LeetCode - flood-fill challenge solution
Tue Jul 07 2020
After reading some coding tips, it mentioned the "flood fill" algorithm. So I decided to find one and try it. Doesn't seems complicated, but this is an "easy" level question.
My code is not the smallest, but I think its easy to read and that's what important on my perspective at least.
class Solution:
def floodFillIfColor(self, image: List[List[int]], sr: int, sc: int, oldColor: int, newColor: int):
if not (sr >= 0 and sr < len(image) and sc >= 0 and sc < len(image[0])):
return
if image[sr][sc] == newColor:
return
if image[sr][sc] != oldColor:
return
image[sr][sc] = newColor
self.floodFillIfColor(image, sr-1, sc, oldColor, newColor) #top
self.floodFillIfColor(image, sr+1, sc, oldColor, newColor) #bottom
self.floodFillIfColor(image, sr, sc-1, oldColor, newColor) #left
self.floodFillIfColor(image, sr, sc+1, oldColor, newColor) #right
return image
def floodFill(self, image: List[List[int]], sr: int, sc: int, newColor: int) -> List[List[int]]:
self.floodFillIfColor(image, sr, sc, image[sr][sc], newColor)
return image
The function that does the real work is floodFillIfColor
.
- It first checks if the point is in the boundries of the grid, if not we exit.
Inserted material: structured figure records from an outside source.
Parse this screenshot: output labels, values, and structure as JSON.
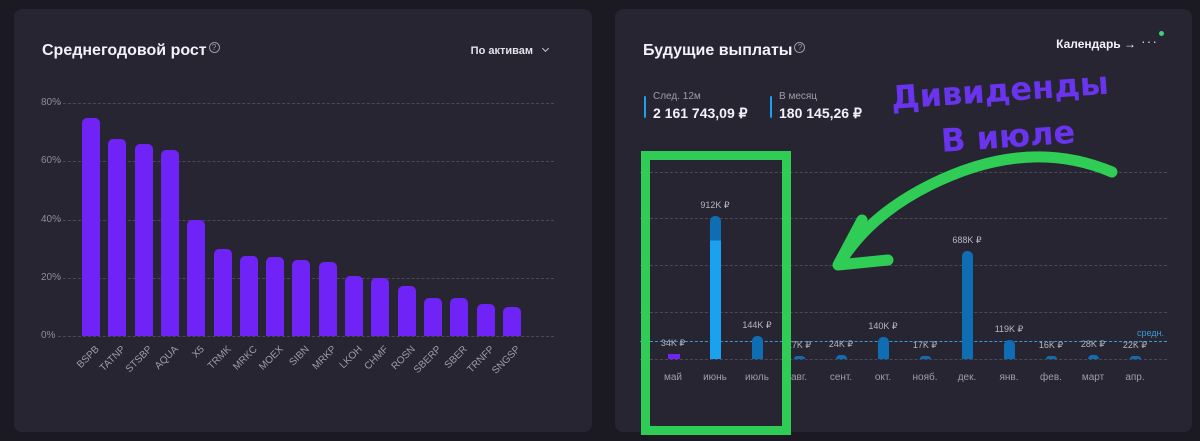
{
  "left_panel": {
    "title": "Среднегодовой рост",
    "help": "?",
    "dropdown_label": "По активам",
    "y_ticks": [
      "0%",
      "20%",
      "40%",
      "60%",
      "80%"
    ]
  },
  "right_panel": {
    "title": "Будущие выплаты",
    "help": "?",
    "calendar_link": "Календарь →",
    "more": "···",
    "stats": [
      {
        "label": "След. 12м",
        "value": "2 161 743,09 ₽"
      },
      {
        "label": "В месяц",
        "value": "180 145,26 ₽"
      }
    ],
    "avg_label": "средн."
  },
  "annotation": {
    "line1": "Дивиденды",
    "line2": "В июле",
    "colors": {
      "text": "#6a34ef",
      "highlight": "#2fcd55"
    }
  },
  "colors": {
    "background": "#1b1a23",
    "panel": "#262531",
    "growth_bar": "#7023f7",
    "payout_bar": "#0e6db3",
    "payout_bar_current": "#1aa2f0",
    "accent_dot": "#3ed07a"
  },
  "chart_data": [
    {
      "type": "bar",
      "title": "Среднегодовой рост",
      "categories": [
        "BSPB",
        "TATNP",
        "STSBP",
        "AQUA",
        "X5",
        "TRMK",
        "MRKC",
        "MOEX",
        "SIBN",
        "MRKP",
        "LKOH",
        "CHMF",
        "ROSN",
        "SBERP",
        "SBER",
        "TRNFP",
        "SNGSP"
      ],
      "values": [
        75,
        67.5,
        66,
        64,
        40,
        30,
        27.5,
        27,
        26,
        25.5,
        20.5,
        20,
        17,
        13,
        13,
        11,
        10
      ],
      "ylabel": "%",
      "ylim": [
        0,
        80
      ],
      "y_ticks": [
        0,
        20,
        40,
        60,
        80
      ],
      "grid": true
    },
    {
      "type": "bar",
      "title": "Будущие выплаты",
      "categories": [
        "май",
        "июнь",
        "июль",
        "авг.",
        "сент.",
        "окт.",
        "нояб.",
        "дек.",
        "янв.",
        "фев.",
        "март",
        "апр."
      ],
      "values": [
        34,
        912,
        144,
        17,
        24,
        140,
        17,
        688,
        119,
        16,
        28,
        22
      ],
      "value_labels": [
        "34K ₽",
        "912K ₽",
        "144K ₽",
        "17K ₽",
        "24K ₽",
        "140K ₽",
        "17K ₽",
        "688K ₽",
        "119K ₽",
        "16K ₽",
        "28K ₽",
        "22K ₽"
      ],
      "unit": "K ₽",
      "average": 180,
      "average_label": "средн.",
      "grid": true
    }
  ]
}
- Then we check if the current position is the same color as the new color, if so we skip the change.
- Then we check if the current color is different from the older color where we started the paint, if so exit out as well.
- if we got here, we update the color
- and call the "floodFillIfColor" for our top, right, bottom and left neighbours.